After performing an operation on a data frame for several columns I want to "concatenate / join" all the results on the original frame.
In pandas
this could be achieved via the index pd.concat(axis=1)
. How should I port this to spark?
It would be nice if it is not required to list all the columns as join columns.
val input = Seq(
(0, "A", "B", "C", "D"),
(1, "A", "B", "C", "D"),
(0, "d", "a", "jkl", "d"),
(0, "d", "g", "C", "D"),
(1, "A", "d", "t", "k"),
(1, "d", "c", "C", "D"),
(1, "c", "B", "C", "D")
).toDF("TARGET", "col1", "col2", "col3TooMany", "col4")
And a computation defined like
def handlePercentage(col:String, df: DataFrame, inputToDrop: Seq[String] = inputToDrop,
inputToBias: Seq[String] = inputToBias, target:String = "TARGET"): DataFrame = {
val pre1_1 = df.groupBy(col).agg(mean(target).alias("pre_" + col))
val pre2_1 = df.groupBy(col, target).agg(count("*") / df.filter(df(target) === 1).count alias ("pre2_" + col))
df.join(pre1_1, Seq(col)).join(pre2_1, Seq(col, target))
}
The output for a function call is shown below.

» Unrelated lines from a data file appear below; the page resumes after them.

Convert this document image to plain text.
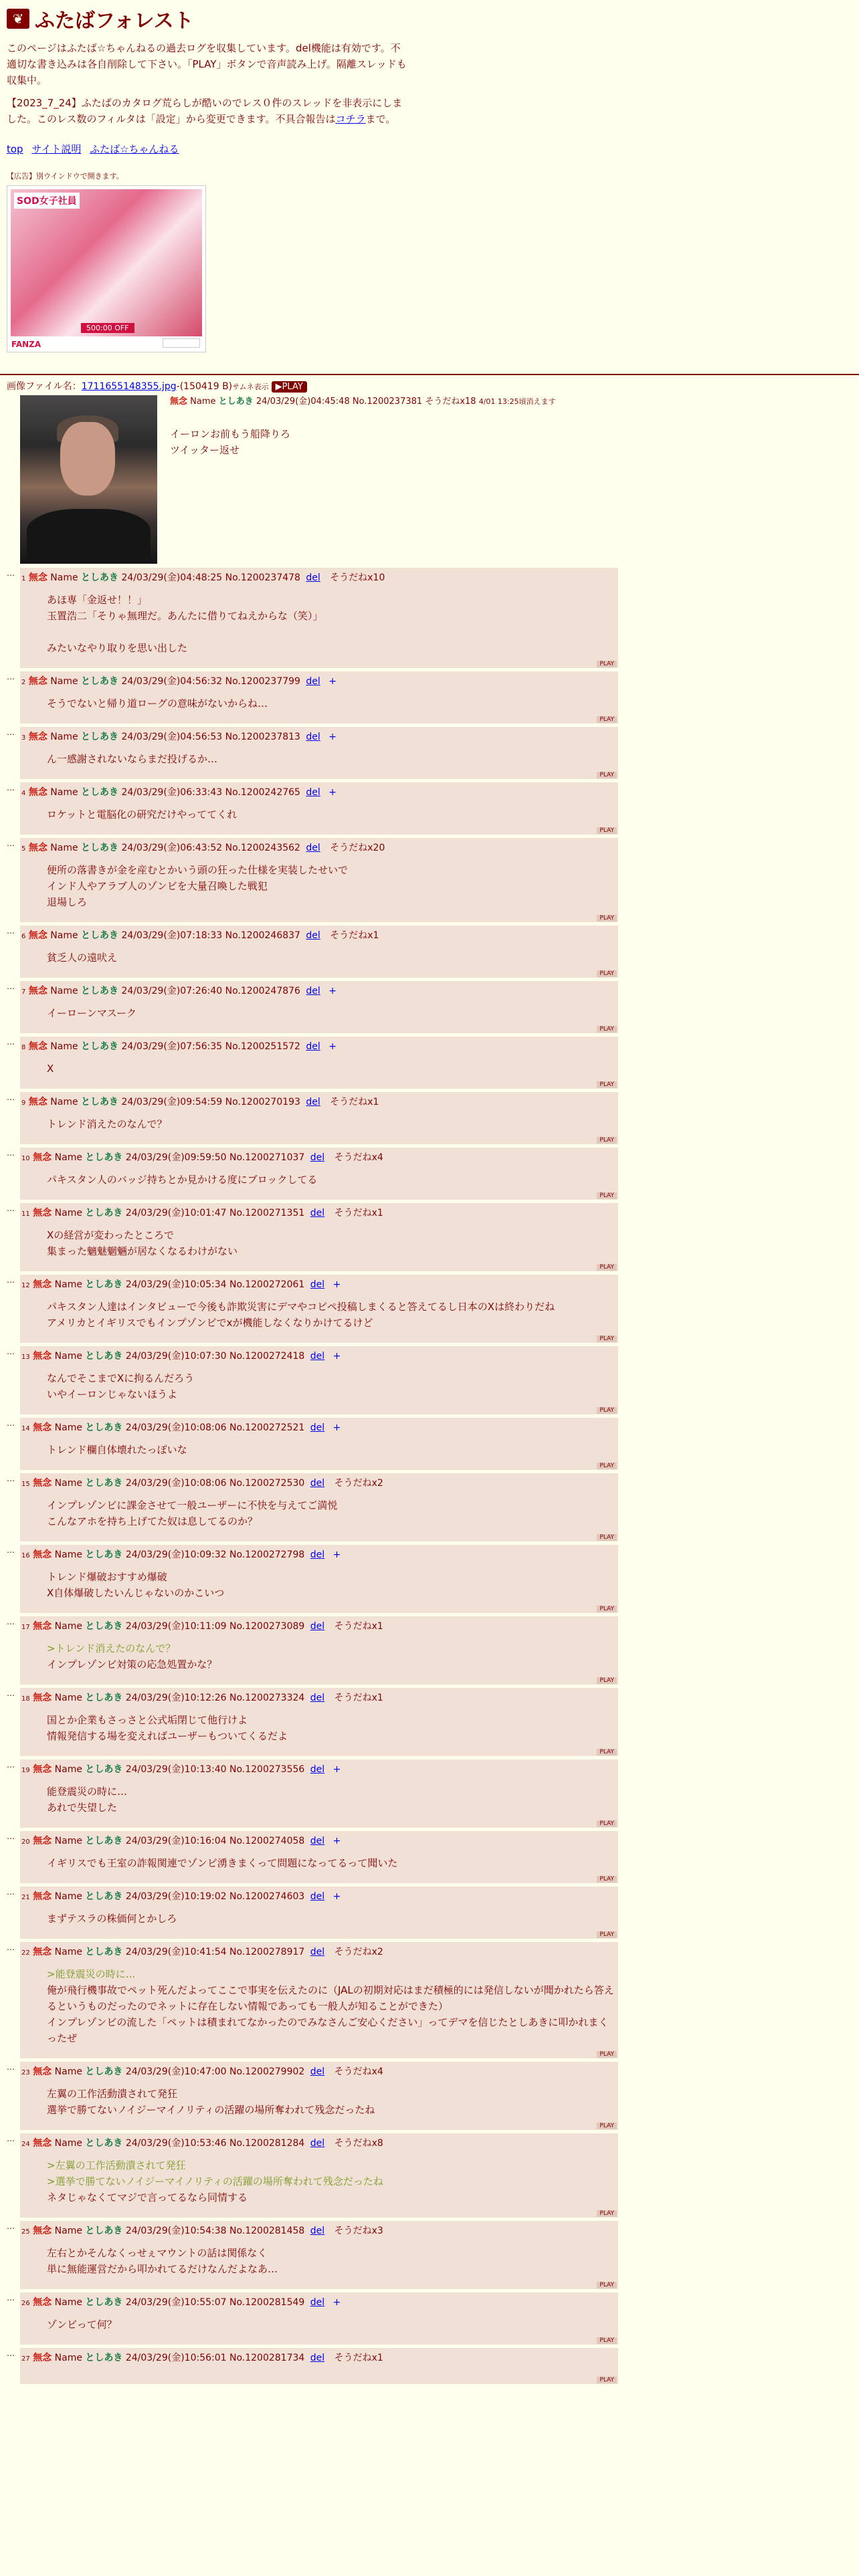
❦ ふたばフォレスト

このページはふたば☆ちゃんねるの過去ログを収集しています。del機能は有効です。不適切な書き込みは各自削除して下さい。「PLAY」ボタンで音声読み上げ。隔離スレッドも収集中。

【2023_7_24】ふたばのカタログ荒らしが酷いのでレス０件のスレッドを非表示にしました。このレス数のフィルタは「設定」から変更できます。不具合報告はコチラまで。

top サイト説明 ふたば☆ちゃんねる
【広告】別ウインドウで開きます。
SOD女子社員
500:00 OFF
FANZA
画像ファイル名：1711655148355.jpg-(150419 B)サムネ表示 ▶PLAY
無念 Name としあき 24/03/29(金)04:45:48 No.1200237381 そうだねx18 4/01 13:25頃消えます
イーロンお前もう船降りろ
ツイッター返せ
…
1 無念 Name としあき 24/03/29(金)04:48:25 No.1200237478 del そうだねx10
あほ専「金返せ！！」
玉置浩二「そりゃ無理だ。あんたに借りてねえからな（笑）」

みたいなやり取りを思い出した
PLAY
…
2 無念 Name としあき 24/03/29(金)04:56:32 No.1200237799 del +
そうでないと帰り道ローグの意味がないからね…
PLAY
…
3 無念 Name としあき 24/03/29(金)04:56:53 No.1200237813 del +
ん一感謝されないならまだ投げるか…
PLAY
…
4 無念 Name としあき 24/03/29(金)06:33:43 No.1200242765 del +
ロケットと電脳化の研究だけやっててくれ
PLAY
…
5 無念 Name としあき 24/03/29(金)06:43:52 No.1200243562 del そうだねx20
便所の落書きが金を産むとかいう頭の狂った仕様を実装したせいで
インド人やアラブ人のゾンビを大量召喚した戦犯
退場しろ
PLAY
…
6 無念 Name としあき 24/03/29(金)07:18:33 No.1200246837 del そうだねx1
貧乏人の遠吠え
PLAY
…
7 無念 Name としあき 24/03/29(金)07:26:40 No.1200247876 del +
イーローンマスーク
PLAY
…
8 無念 Name としあき 24/03/29(金)07:56:35 No.1200251572 del +
X
PLAY
…
9 無念 Name としあき 24/03/29(金)09:54:59 No.1200270193 del そうだねx1
トレンド消えたのなんで？
PLAY
…
10 無念 Name としあき 24/03/29(金)09:59:50 No.1200271037 del そうだねx4
パキスタン人のバッジ持ちとか見かける度にブロックしてる
PLAY
…
11 無念 Name としあき 24/03/29(金)10:01:47 No.1200271351 del そうだねx1
Xの経営が変わったところで
集まった魑魅魍魎が居なくなるわけがない
PLAY
…
12 無念 Name としあき 24/03/29(金)10:05:34 No.1200272061 del +
パキスタン人達はインタビューで今後も詐欺災害にデマやコピペ投稿しまくると答えてるし日本のXは終わりだね
アメリカとイギリスでもインプゾンビでxが機能しなくなりかけてるけど
PLAY
…
13 無念 Name としあき 24/03/29(金)10:07:30 No.1200272418 del +
なんでそこまでXに拘るんだろう
いやイーロンじゃないほうよ
PLAY
…
14 無念 Name としあき 24/03/29(金)10:08:06 No.1200272521 del +
トレンド欄自体壊れたっぽいな
PLAY
…
15 無念 Name としあき 24/03/29(金)10:08:06 No.1200272530 del そうだねx2
インプレゾンビに課金させて一般ユーザーに不快を与えてご満悦
こんなアホを持ち上げてた奴は息してるのか？
PLAY
…
16 無念 Name としあき 24/03/29(金)10:09:32 No.1200272798 del +
トレンド爆破おすすめ爆破
X自体爆破したいんじゃないのかこいつ
PLAY
…
17 無念 Name としあき 24/03/29(金)10:11:09 No.1200273089 del そうだねx1
>トレンド消えたのなんで？
インプレゾンビ対策の応急処置かな？
PLAY
…
18 無念 Name としあき 24/03/29(金)10:12:26 No.1200273324 del そうだねx1
国とか企業もさっさと公式垢閉じて他行けよ
情報発信する場を変えればユーザーもついてくるだよ
PLAY
…
19 無念 Name としあき 24/03/29(金)10:13:40 No.1200273556 del +
能登震災の時に…
あれで失望した
PLAY
…
20 無念 Name としあき 24/03/29(金)10:16:04 No.1200274058 del +
イギリスでも王室の詐報関連でゾンビ湧きまくって問題になってるって聞いた
PLAY
…
21 無念 Name としあき 24/03/29(金)10:19:02 No.1200274603 del +
まずテスラの株価何とかしろ
PLAY
…
22 無念 Name としあき 24/03/29(金)10:41:54 No.1200278917 del そうだねx2
>能登震災の時に…
俺が飛行機事故でペット死んだよってここで事実を伝えたのに（JALの初期対応はまだ積極的には発信しないが聞かれたら答えるというものだったのでネットに存在しない情報であっても一般人が知ることができた）
インプレゾンビの流した「ペットは積まれてなかったのでみなさんご安心ください」ってデマを信じたとしあきに叩かれまくったぜ
PLAY
…
23 無念 Name としあき 24/03/29(金)10:47:00 No.1200279902 del そうだねx4
左翼の工作活動潰されて発狂
選挙で勝てないノイジーマイノリティの活躍の場所奪われて残念だったね
PLAY
…
24 無念 Name としあき 24/03/29(金)10:53:46 No.1200281284 del そうだねx8
>左翼の工作活動潰されて発狂
>選挙で勝てないノイジーマイノリティの活躍の場所奪われて残念だったね
ネタじゃなくてマジで言ってるなら同情する
PLAY
…
25 無念 Name としあき 24/03/29(金)10:54:38 No.1200281458 del そうだねx3
左右とかそんなくっせぇマウントの話は関係なく
単に無能運営だから叩かれてるだけなんだよなあ…
PLAY
…
26 無念 Name としあき 24/03/29(金)10:55:07 No.1200281549 del +
ゾンビって何？
PLAY
…
27 無念 Name としあき 24/03/29(金)10:56:01 No.1200281734 del そうだねx1
PLAY
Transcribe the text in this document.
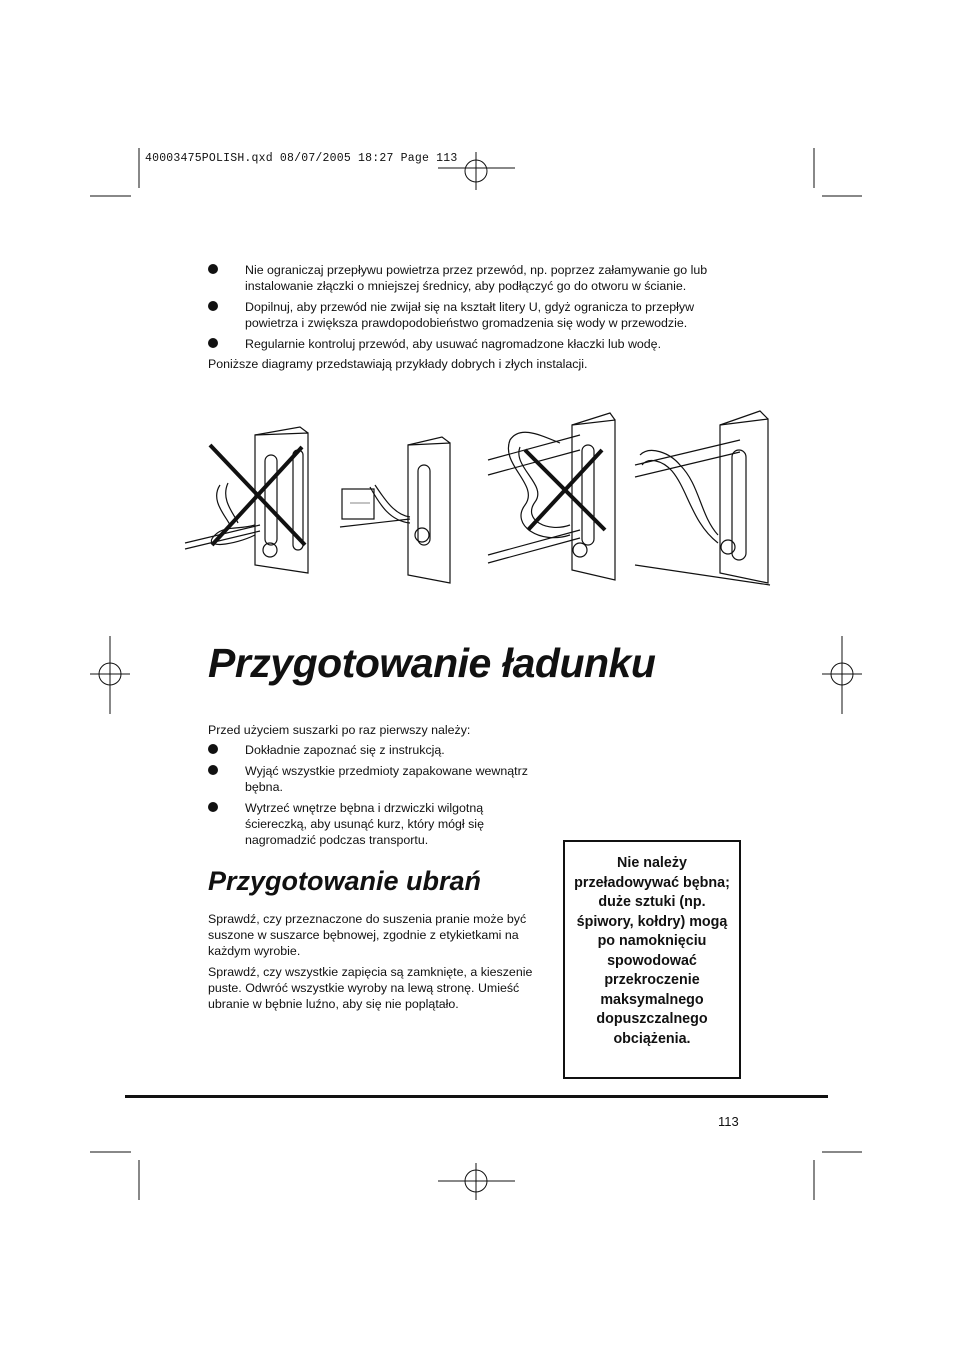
40003475POLISH.qxd 08/07/2005 18:27 Page 113
Nie ograniczaj przepływu powietrza przez przewód, np. poprzez załamywanie go lub instalowanie złączki o mniejszej średnicy, aby podłączyć go do otworu w ścianie.
Dopilnuj, aby przewód nie zwijał się na kształt litery U, gdyż ogranicza to przepływ powietrza i zwiększa prawdopodobieństwo gromadzenia się wody w przewodzie.
Regularnie kontroluj przewód, aby usuwać nagromadzone kłaczki lub wodę.
Poniższe diagramy przedstawiają przykłady dobrych i złych instalacji.
Przygotowanie ładunku
Przed użyciem suszarki po raz pierwszy należy:
Dokładnie zapoznać się z instrukcją.
Wyjąć wszystkie przedmioty zapakowane wewnątrz bębna.
Wytrzeć wnętrze bębna i drzwiczki wilgotną ściereczką, aby usunąć kurz, który mógł się nagromadzić podczas transportu.
Przygotowanie ubrań
Sprawdź, czy przeznaczone do suszenia pranie może być suszone w suszarce bębnowej, zgodnie z etykietkami na każdym wyrobie.
Sprawdź, czy wszystkie zapięcia są zamknięte, a kieszenie puste. Odwróć wszystkie wyroby na lewą stronę. Umieść ubranie w bębnie luźno, aby się nie poplątało.
Nie należy przeładowywać bębna; duże sztuki (np. śpiwory, kołdry) mogą po namoknięciu spowodować przekroczenie maksymalnego dopuszczalnego obciążenia.
113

handlePercentage("col1", input).join(handlePercentage("col2", input), Seq("col1", "col2", "TARGET ", "col3TooMany", "col4")).show
+----+----+----------+-----------+----+------------------+---------+------------------+---------+
|col1|col2|TARGET |col3TooMany|col4| pre_col1|pre2_col1| pre_col2|pre2_col2|
+----+----+----------+-----------+----+------------------+---------+------------------+---------+
| A| B| 0| C| D|0.6666666666666666| 0.25|0.6666666666666666| 0.25|
| c| B| 1| C| D| 1.0| 0.25|0.6666666666666666| 0.5|
| A| d| 1| t| k|0.6666666666666666| 0.5| 1.0| 0.25|
| d| c| 1| C| D|0.3333333333333333| 0.25| 1.0| 0.25|
| d| a| 0| jkl| d|0.3333333333333333| 0.5| 0.0| 0.25|
| d| g| 0| C| D|0.3333333333333333| 0.5| 0.0| 0.25|
| A| B| 1| C| D|0.6666666666666666| 0.5|0.6666666666666666| 0.5|
+----+----+----------+-----------+----+------------------+---------+------------------+---------+
This operation is rather slow when I join around 40 columns. How could I concatenate them with an index? Or perform this operation quicker in a different way? I believe that my join (which is using a lot of attributes) is rather slow. How to zip two(or more) DataFrame in Spark is a similar problem, but there the columns are calculated up front and the whole schema is merged whereas I want to obtain only the current column.
I noticed that spark tends to waste a lot of time in the garbage collection.